UCL study: now-or-never for zero emission retrofits

Drastic changes are needed if shipping is to meet with carbon targets (Source: UCL)
As much as a third of vessels either on the water or on order must “quickly transition to zero-emission technologies” through retrofits, “or face premature scrapping,” said a study released by the University College London (UCL) Energy Institute last week.
When vessels currently on order are delivered, the fleet will exceed shipping’s 1.5°C CO2 emissions budget by around half, meaning that even with no new ships ordered today, those that have already been ordered will generate 48% more CO2 throughout their lifetimes than the 9.6 billion-tonne CO2 budget. Vessels “representing around half of committed emissions would need to either retrofit to scalable zero-emission technology or be scrapped and replaced with zero-emission vessels immediately.”

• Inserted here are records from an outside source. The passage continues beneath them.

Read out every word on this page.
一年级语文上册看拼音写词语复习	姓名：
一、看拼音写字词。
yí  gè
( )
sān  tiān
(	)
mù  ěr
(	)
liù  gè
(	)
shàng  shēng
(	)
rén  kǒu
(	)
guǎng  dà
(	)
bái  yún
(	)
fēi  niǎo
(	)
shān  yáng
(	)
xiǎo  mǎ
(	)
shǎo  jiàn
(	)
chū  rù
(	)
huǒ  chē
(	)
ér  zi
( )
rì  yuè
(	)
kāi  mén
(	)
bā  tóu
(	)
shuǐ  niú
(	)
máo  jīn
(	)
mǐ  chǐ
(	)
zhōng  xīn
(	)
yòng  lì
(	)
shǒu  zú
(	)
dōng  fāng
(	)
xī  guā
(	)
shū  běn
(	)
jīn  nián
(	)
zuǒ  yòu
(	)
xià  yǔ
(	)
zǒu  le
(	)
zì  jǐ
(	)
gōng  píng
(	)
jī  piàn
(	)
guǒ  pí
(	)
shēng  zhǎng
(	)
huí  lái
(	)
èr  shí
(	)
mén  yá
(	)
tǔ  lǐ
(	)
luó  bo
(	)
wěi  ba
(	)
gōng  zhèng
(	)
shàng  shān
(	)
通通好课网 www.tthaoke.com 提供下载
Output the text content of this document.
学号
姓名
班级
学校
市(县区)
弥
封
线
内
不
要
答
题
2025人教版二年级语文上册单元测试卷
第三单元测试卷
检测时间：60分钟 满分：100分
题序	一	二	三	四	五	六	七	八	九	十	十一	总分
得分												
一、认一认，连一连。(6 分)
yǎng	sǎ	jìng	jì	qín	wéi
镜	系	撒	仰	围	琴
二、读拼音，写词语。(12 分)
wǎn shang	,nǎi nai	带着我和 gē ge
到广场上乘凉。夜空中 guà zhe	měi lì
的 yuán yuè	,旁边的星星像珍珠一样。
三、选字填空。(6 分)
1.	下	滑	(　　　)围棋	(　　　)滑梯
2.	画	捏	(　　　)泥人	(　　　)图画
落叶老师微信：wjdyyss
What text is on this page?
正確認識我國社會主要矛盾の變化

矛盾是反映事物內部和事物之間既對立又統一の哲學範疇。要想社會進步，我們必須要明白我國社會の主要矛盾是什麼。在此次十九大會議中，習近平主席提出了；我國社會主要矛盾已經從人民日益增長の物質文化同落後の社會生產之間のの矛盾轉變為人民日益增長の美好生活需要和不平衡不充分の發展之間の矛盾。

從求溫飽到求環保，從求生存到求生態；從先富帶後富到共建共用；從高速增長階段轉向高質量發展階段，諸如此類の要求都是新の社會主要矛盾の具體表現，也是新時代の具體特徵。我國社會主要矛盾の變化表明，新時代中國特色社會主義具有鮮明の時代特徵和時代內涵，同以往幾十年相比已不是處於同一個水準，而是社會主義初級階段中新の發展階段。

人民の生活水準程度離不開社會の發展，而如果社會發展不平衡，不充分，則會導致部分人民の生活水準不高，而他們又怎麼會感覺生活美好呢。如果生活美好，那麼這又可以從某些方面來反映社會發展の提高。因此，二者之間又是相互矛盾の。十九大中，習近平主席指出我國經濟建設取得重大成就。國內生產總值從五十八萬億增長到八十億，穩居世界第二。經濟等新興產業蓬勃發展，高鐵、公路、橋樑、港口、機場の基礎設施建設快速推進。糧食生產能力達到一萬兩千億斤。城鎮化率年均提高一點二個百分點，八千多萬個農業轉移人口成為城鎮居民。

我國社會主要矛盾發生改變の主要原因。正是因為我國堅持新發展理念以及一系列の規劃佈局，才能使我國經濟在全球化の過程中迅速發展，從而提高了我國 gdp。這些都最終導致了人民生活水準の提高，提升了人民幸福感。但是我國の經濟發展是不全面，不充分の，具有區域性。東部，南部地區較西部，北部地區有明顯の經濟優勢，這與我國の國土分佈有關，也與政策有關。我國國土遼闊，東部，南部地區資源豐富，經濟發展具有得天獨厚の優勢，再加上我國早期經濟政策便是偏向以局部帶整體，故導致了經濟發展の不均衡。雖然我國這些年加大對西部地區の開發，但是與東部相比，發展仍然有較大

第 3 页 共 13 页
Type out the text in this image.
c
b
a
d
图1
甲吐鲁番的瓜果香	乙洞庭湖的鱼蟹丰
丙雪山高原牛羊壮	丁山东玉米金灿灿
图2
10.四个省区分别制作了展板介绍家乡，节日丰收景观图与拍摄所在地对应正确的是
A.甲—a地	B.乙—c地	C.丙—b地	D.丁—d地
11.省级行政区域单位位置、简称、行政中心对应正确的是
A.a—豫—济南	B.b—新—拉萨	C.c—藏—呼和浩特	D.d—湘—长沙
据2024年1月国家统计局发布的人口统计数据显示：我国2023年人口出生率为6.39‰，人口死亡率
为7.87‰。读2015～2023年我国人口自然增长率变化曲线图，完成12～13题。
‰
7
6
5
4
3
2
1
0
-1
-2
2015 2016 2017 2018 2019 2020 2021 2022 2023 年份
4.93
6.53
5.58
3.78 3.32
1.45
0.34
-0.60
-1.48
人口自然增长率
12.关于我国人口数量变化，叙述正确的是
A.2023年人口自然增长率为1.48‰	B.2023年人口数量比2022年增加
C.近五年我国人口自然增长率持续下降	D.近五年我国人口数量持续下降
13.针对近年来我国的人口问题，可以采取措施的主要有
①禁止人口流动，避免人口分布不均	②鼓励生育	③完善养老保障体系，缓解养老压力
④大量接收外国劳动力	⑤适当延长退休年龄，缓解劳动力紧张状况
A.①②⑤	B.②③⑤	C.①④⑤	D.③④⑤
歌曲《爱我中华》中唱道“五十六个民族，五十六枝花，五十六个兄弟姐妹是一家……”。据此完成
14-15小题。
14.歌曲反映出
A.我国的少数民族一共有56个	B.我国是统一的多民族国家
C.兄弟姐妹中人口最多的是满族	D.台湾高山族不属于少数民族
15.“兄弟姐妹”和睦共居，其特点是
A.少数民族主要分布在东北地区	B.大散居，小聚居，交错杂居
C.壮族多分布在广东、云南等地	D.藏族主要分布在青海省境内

If vessels are ‘sufficiently large and sufficiently young,’ and have sufficient storage space and electronically controlled engines, they can be retrofitted to ammonia or methanol fuels. But this is likely to result in fleet devaluation as the cost of zero-emission retrofits, considered to be USD 14 million per vessel, amortises over the course of its remaining life. “As a consequence, even if all fossil-fuelled ships could technologically retrofit, a large share of the fleet value would still be stranded.”
It does not look good for the LNG-fuelled vessels currently being delivered en masse to container lines. “Around a quarter of the LNG-fuelled fleet value might become stranded by 2030 if it needs to retrofit to ammonia to stay competitive,” the study finds.